Let's face it: A bland dorm room doesn't exactly shout “warm and cozy." And once they move in, college kids aren't always the best at keeping things neat and tidy. But you can help your child create a pleasant living space and maintain order with a few smart tips and tools – and you don't have to spend a fortune on making everything matchymatchy.
A room with a warm, welcoming vibe has another advantage: They will feel less homesick in comfy surroundings. So here are a few things to help make a dorm roommore homey.
Laundry essentials. Clean clothes and bedding go a long way toward creating a homey atmosphere. If your kid is a laundry novice, give her a crash course in whites and delicates before orientation, and make sure you pack plenty of quarters, detergent, and fabric softener. (Bonus: Scented dryer sheets placed strategically around the room can double as air freshener. Have her tuck a few into closets, under sheets, and among towels for a quick whiff of home.
Cleaning basics. Some college-age kids are neater than others, but it's a lot easier for them to keep their living space tidy if they have the right tools. Pack up a box full of cleaning supplies along with all the new bedding and posters. Include a small broom and dustpan, a hand-held vacuum cleaner for dry spills, and a big spray bottle full of white vinegar – an inexpensive, all-purpose cleaner good for tackling everything from bathroom mirrors to desk surfaces. Include several canisters of Clorox sanitizing wipes – because they're easy to use, your student is more likely to freshen up her dorm room this way (and eliminate nasty germs.) The lemon or citrus scent adds a fresh, clean aroma to the bathroom, bedroom, or any other living space.

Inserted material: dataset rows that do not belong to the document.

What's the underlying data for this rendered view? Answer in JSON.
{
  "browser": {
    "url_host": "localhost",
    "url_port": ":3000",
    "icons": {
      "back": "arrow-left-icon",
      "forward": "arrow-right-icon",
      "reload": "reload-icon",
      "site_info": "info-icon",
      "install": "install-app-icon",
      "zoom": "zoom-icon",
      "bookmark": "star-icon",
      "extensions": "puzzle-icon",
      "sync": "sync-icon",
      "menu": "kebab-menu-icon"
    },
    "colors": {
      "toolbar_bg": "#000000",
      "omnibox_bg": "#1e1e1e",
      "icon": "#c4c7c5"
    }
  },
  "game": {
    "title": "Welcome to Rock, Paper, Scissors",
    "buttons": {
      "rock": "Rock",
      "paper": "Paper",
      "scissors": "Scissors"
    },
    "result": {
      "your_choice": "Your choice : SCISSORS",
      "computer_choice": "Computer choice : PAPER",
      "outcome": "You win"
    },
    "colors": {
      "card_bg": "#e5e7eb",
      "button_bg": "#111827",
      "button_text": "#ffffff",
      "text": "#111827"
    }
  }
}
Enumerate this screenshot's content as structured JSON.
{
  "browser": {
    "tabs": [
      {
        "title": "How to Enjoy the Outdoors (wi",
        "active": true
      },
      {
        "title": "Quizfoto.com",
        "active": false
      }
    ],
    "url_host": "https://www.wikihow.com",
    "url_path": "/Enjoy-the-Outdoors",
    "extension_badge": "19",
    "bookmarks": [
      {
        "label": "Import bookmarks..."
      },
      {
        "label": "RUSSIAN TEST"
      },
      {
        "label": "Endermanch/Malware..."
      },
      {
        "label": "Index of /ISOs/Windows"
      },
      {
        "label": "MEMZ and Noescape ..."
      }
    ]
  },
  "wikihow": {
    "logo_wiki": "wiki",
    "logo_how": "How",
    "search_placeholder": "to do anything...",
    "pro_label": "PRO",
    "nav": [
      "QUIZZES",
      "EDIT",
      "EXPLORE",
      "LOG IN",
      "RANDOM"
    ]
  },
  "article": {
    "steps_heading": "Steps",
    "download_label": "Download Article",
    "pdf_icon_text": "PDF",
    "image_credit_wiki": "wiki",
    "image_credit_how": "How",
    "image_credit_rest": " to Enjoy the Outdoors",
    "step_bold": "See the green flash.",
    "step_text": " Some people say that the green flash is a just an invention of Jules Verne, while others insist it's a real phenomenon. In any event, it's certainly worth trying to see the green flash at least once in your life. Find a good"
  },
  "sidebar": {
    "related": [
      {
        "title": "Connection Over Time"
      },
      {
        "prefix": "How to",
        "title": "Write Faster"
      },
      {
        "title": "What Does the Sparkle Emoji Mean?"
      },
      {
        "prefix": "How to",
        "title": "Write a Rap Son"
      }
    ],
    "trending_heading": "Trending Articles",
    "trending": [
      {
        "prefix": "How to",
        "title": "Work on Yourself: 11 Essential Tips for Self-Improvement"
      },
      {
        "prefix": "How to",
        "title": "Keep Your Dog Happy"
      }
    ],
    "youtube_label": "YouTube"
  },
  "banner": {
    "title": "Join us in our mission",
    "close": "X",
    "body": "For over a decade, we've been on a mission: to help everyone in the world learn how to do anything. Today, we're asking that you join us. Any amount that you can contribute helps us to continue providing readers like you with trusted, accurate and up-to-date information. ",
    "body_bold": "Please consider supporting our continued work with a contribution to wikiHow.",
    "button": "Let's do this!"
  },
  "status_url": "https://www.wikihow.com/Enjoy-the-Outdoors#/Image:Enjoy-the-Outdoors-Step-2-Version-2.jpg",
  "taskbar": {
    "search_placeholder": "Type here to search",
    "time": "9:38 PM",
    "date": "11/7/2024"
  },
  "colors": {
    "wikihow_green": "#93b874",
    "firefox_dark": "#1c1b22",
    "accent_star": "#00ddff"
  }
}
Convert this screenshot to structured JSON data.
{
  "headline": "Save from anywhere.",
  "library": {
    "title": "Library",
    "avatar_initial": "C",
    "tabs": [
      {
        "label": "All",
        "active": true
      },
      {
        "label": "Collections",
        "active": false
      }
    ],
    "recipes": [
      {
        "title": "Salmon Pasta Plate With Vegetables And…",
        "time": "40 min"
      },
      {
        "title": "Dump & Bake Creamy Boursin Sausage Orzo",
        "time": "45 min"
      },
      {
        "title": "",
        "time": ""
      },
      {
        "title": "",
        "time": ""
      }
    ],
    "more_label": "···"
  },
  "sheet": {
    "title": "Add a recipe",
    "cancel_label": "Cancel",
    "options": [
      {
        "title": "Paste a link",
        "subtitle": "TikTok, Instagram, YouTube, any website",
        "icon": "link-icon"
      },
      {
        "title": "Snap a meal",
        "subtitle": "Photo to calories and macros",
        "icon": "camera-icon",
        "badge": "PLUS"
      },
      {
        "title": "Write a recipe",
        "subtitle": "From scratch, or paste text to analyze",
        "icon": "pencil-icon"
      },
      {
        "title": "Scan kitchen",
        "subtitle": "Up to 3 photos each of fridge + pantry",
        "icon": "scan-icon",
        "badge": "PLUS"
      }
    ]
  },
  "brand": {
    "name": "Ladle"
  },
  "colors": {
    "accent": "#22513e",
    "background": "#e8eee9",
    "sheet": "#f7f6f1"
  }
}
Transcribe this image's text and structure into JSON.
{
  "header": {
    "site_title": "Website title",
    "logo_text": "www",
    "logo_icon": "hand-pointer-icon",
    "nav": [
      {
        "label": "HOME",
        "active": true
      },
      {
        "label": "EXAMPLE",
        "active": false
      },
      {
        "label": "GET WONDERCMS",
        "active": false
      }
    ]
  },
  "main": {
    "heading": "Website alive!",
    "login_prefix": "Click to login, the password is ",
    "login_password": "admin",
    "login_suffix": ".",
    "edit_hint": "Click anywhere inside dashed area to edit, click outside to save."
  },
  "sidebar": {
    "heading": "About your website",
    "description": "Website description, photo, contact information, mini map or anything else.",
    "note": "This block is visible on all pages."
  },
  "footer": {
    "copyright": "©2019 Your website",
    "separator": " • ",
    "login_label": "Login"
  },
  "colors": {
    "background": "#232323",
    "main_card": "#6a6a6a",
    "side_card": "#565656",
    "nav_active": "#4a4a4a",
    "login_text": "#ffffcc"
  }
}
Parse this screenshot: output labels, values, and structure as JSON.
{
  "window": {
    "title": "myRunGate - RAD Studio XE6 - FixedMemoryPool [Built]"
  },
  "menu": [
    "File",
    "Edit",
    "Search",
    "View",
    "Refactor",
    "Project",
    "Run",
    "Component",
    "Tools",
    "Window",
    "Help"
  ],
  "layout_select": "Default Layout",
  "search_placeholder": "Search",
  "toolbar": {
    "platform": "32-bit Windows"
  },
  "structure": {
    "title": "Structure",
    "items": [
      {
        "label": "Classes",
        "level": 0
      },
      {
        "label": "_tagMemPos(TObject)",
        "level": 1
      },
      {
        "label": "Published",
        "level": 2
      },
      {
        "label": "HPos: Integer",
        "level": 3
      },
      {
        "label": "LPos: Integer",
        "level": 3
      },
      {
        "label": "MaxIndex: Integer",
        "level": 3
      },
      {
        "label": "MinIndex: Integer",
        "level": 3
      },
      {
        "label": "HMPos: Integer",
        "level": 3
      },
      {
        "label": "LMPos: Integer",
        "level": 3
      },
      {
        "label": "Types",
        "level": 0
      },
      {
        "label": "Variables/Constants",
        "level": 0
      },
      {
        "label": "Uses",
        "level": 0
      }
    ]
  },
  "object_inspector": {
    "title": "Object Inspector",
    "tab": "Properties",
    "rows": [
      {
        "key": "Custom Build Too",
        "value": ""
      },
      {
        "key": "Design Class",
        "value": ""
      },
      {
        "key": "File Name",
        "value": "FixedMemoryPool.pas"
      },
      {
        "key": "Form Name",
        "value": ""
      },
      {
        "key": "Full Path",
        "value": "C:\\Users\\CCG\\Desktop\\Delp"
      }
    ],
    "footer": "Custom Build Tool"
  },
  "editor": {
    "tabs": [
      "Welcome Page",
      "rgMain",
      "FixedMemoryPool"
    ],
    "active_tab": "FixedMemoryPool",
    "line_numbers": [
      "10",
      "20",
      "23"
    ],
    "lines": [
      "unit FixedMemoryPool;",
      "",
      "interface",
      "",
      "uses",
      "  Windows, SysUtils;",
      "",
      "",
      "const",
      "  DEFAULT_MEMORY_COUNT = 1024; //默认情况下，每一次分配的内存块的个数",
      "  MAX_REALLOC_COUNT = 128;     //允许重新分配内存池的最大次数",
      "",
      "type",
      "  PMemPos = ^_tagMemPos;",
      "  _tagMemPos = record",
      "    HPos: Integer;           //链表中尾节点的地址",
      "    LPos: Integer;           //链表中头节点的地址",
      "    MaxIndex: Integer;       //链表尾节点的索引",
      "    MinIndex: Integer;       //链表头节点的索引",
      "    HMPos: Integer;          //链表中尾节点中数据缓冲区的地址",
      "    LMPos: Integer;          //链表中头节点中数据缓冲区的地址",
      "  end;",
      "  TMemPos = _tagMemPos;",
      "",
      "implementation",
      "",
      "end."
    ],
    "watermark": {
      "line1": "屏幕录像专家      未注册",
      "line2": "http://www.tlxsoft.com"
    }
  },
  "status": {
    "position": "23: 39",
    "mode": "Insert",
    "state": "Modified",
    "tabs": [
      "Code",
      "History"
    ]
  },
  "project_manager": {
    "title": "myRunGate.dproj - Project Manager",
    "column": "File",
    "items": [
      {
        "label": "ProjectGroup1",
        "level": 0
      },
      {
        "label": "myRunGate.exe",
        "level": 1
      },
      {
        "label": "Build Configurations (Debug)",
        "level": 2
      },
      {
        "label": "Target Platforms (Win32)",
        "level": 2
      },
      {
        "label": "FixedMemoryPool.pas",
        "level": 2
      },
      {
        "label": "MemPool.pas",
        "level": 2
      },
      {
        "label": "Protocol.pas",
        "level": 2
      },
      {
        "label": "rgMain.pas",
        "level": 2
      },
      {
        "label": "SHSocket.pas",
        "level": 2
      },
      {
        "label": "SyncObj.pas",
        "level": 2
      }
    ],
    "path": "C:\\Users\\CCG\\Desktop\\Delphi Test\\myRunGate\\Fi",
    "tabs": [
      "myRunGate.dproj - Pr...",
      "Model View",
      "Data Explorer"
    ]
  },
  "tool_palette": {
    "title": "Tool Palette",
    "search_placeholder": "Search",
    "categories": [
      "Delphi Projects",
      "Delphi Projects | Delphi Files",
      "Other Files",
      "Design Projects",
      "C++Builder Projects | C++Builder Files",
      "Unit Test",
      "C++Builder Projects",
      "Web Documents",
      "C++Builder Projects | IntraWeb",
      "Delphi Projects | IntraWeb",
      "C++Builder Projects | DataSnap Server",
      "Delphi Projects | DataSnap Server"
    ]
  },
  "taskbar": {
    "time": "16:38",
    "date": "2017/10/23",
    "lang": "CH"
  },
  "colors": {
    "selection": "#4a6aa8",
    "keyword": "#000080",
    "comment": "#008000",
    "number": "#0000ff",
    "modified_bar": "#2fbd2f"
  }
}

Decorations. No one wants to live in a barren, white room. So let your college kid pick out her own colorful accessories – posters, throws, and pillows, in addition to her brand new college bedding. (Make sure you check what size sheets to buy; many colleges only provide extra-long single beds – which require XL twin size sheets – for students.) Dorm decor doesn't have to be fancy, and repurposed items from home will give him a sense of home away from home. (For instance, use a favorite old mug as a pencil holder, or a treasured childhood blanket as an extra throw.)
Scent. Colleges generally don't allow candles of any sort (they're a major fire hazard) but that doesn't mean your kid's dorm has to smell like a locker room. Try reed diffusers, potpourri, or a scent plug-in. To perk up bedding between washes, send her off with a bottle of fabric spray. Note: If kids are sharing a bathroom, an air freshener in a citrus scent is another must.
Soft lights. Battery-operated flameless candles and strings of tiny white lights are inexpensive ways to perk up a bland dorm room, and plus, dim light has a soothing, almost magical effect after a long study session. (Make sure you check with your college's residence life office to see what's allowed and what isn't before you buy.)
An overflowing care package. Why wait for a few months to surprise him with a care package? You can either mail the goodies from home so he has something waiting for him, or sneak it into the car before you leave for campus. Be sure to include lots of shelf-stable comfort foods (mac and cheese, instant soup, peanut butter, a favorite breakfast cereal, ramen noodles.) Don't forget beverages – an assortment of tea (black and herbal) and coffee (decaf and full-strength) can feel like a cozy hug from home. And pack that king of all comfort drinks: hot chocolate. Toss in a bag of marshmallows and a fun new mug for cozy winter afternoons of studying.
Plenty of paper towels. College students find tons of uses for paper towels – from cleaning up spills to holding a piece of pepperoni pizza. Likewise, disposable cups, plates, and napkins bring a thoughtful touch to dorm life.
Scented garbage bags. It's possible that your kid may not take the trash out every day – or her roommate forgets that banana peel she tossed in the wastebasket a week ago. Scented bags are a godsend since they do double duty as room deodorizers.
A few hardy plants. Green is good; plants make any room feel homey, and the carbon dioxide they give off is good for the air your student breathes. Even a small cactus or aloe plant will brighten up a sterile dorm room and require almost no care. If your kid has access to a kitchen, she might even want to keep a small herb garden at school. Fresh herbs make everything taste better, and require very little space to grow (a windowsill can work.)
Self-stick hangers. She's probably not allowed to pound nails into the wall to hold pictures, but stick-on hangers work great for most college needs. They're perfect for hanging keys, jewelry, and small pictures – or even holding draped fabric over windows or around the bed for a cozy, canopy-like feel. (Again, check with your kid's RA or residence life department to see what's allowed and what's not.)
Photos and memorabilia from home. You don't have to pack your kid's entire life, but a few carefully selected items (the cover from her high school musical program; a photo from the district track meet her junior year; the first dollar earned babysitting) will remind your child of good times past – and help make her feel happy and comfortable at school for months to come. And you'll feel good, knowing you helped her make the transition.